Thursday 6 March 2014

Late Sweet Peas

The sweet peas Lathyrus odoratus have germinated well and are growing on in the greenhouse.  I usually have them sown in October but this year I have waited until the end of  February before planting them.  It means that they will be flowering later in the year but that is no problem.

 I want to put up the sweet pea canes fairly soon - either this week or next.  The sweet pea bed has rye, tares and clover green manure growing on it so this will have to be dug in before the support canes are put in.  This bed had very thin soil with little organic matter.  I have added shredded material to the subsoil and a little horse manure to the top.  I am relying on the green manure to add more organic matter to the soil before I have to work it into the top thirty centimetres.  I do have some blood, fish and bone and might add this as well before planting the sweet peas.

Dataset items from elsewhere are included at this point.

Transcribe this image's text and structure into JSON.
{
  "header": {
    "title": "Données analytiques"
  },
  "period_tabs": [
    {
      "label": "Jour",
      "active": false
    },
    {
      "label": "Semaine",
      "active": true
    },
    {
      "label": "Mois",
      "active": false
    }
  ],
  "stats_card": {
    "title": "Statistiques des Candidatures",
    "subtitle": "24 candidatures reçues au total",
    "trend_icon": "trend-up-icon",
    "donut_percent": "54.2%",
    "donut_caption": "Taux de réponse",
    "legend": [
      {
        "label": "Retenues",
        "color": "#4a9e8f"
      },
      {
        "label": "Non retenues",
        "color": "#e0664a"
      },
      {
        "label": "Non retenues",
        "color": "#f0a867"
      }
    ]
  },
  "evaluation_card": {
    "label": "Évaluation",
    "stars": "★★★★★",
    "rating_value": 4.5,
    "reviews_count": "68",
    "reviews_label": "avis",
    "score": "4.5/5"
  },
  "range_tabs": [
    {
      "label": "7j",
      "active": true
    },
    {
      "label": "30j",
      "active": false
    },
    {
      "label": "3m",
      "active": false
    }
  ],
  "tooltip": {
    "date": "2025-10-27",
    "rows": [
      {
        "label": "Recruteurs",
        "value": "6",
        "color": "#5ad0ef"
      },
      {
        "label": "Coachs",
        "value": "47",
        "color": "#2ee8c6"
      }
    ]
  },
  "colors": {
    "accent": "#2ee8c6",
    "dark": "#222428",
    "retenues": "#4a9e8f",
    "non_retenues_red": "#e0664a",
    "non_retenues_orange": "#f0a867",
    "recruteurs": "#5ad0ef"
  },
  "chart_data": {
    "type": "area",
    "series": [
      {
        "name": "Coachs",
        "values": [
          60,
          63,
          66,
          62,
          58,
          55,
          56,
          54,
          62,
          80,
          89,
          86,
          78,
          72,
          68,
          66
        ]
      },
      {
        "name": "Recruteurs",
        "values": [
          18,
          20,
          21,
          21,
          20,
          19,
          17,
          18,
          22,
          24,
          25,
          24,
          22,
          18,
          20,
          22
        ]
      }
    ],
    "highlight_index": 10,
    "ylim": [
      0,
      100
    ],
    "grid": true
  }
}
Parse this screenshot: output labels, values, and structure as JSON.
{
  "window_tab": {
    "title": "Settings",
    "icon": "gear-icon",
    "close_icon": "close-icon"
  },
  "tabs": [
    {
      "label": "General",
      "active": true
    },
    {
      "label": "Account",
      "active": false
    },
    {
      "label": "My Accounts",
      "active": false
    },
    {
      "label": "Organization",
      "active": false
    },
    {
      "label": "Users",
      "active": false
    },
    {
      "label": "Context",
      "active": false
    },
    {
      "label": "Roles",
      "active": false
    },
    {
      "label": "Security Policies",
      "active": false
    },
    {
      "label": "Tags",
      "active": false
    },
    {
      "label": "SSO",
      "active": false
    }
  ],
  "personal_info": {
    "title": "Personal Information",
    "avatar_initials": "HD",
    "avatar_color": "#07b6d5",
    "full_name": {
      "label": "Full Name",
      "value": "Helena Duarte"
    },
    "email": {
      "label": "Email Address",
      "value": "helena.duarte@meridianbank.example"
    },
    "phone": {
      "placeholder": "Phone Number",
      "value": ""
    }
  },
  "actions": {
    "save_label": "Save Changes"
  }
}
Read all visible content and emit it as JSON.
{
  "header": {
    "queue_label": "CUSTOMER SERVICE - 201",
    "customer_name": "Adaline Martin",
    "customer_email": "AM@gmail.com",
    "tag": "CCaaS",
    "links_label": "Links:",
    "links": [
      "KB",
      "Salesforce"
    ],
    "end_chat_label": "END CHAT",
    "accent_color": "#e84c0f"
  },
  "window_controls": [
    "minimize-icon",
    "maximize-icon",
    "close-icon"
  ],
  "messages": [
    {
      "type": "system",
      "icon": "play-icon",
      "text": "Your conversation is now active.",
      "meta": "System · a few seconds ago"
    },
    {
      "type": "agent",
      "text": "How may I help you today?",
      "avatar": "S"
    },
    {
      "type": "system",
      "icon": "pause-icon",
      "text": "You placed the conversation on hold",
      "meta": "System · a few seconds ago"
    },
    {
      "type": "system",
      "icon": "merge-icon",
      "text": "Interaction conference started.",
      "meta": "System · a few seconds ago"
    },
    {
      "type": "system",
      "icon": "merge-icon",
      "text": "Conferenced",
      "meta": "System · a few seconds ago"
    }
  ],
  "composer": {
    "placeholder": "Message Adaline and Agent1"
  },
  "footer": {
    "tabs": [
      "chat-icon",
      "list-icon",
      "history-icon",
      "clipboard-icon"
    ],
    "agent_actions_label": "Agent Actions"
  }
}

The ground had not grown anything but Calystegia sepium  and Hippocastanum arvensis together with a little Elymus repens for about two years so I am hoping that this fallow period has helped the ground recover from intensive cropping and be ready to produce some good vegetables, fruit and flowers.

When raspberries Rubus idaeus have been growing in the same ground for several years, it is very difficult to get new plants to grow where the old plants have been taken out.  It is the same for roses.  It also seems that rhododendron plants have associated mychorrhiza that make the ground unsuitable for planting anything else than other rhododendrons for years after they have been removed.

Now if we look at an allotment where the same crop is grown in the same place year after year, there is a loss of vigour and the plants are not healthy.  Is this due to the same soil sickness that we see with raspberries and roses?

I rotate my crops religiously every year in order to avoid this reduction in harvest but I have done it in the understanding that different plants take different nutrients out of the soil and at different depths.  This may still hold true but it might also be due to 'soil sickness' brought about by mychorrhizal fungi associations.  I use a generalist mychorrhizal mix when I add spores to planting holes.  These mychorrhiza infect a wide range of hosts so I think that they would not aggressively prevent plants growing in a particular soil.

It does give me another reason to rotate my crops though.  So I will continue to do so.

Although it has been quite warm over the last few days, none of the other seeds have decided to germinate.  I am quite glad because I don't really have time at the moment to prick out and transplant.  I will let the broad beans grow on until they are about ten centimetres before I plant them in the allotment.  I do have room for them now but keeping them protected will bring them on and make them stronger for putting out.  If I eventually get my cold frame from the old allotment, then I will harden them off in there.   Tomorrow I will make some progress on trench thirteen because there are few perennial weeds where I am digging except where the path was.

Two things that are useless on an allotment, 1. grass paths, 2 wooden curbs.

The grass paths cannot be used in wet weather, encourage perennial weeds and need constant maintenance. The wooden curbs rot.  So use concrete two foot square slabs for the paths and concrete curbing.  They do not rot.

ALSO USE BLACK PLASTIC NOT BLUE PLASTIC SHEETING.  I am still picking out flecks of blue plastic that has crumbled into my top soil.  I can't even sieve it out using the bread tray because it breaks into tinier pieces as I am sieving.

Up early tomorrow to get an early start.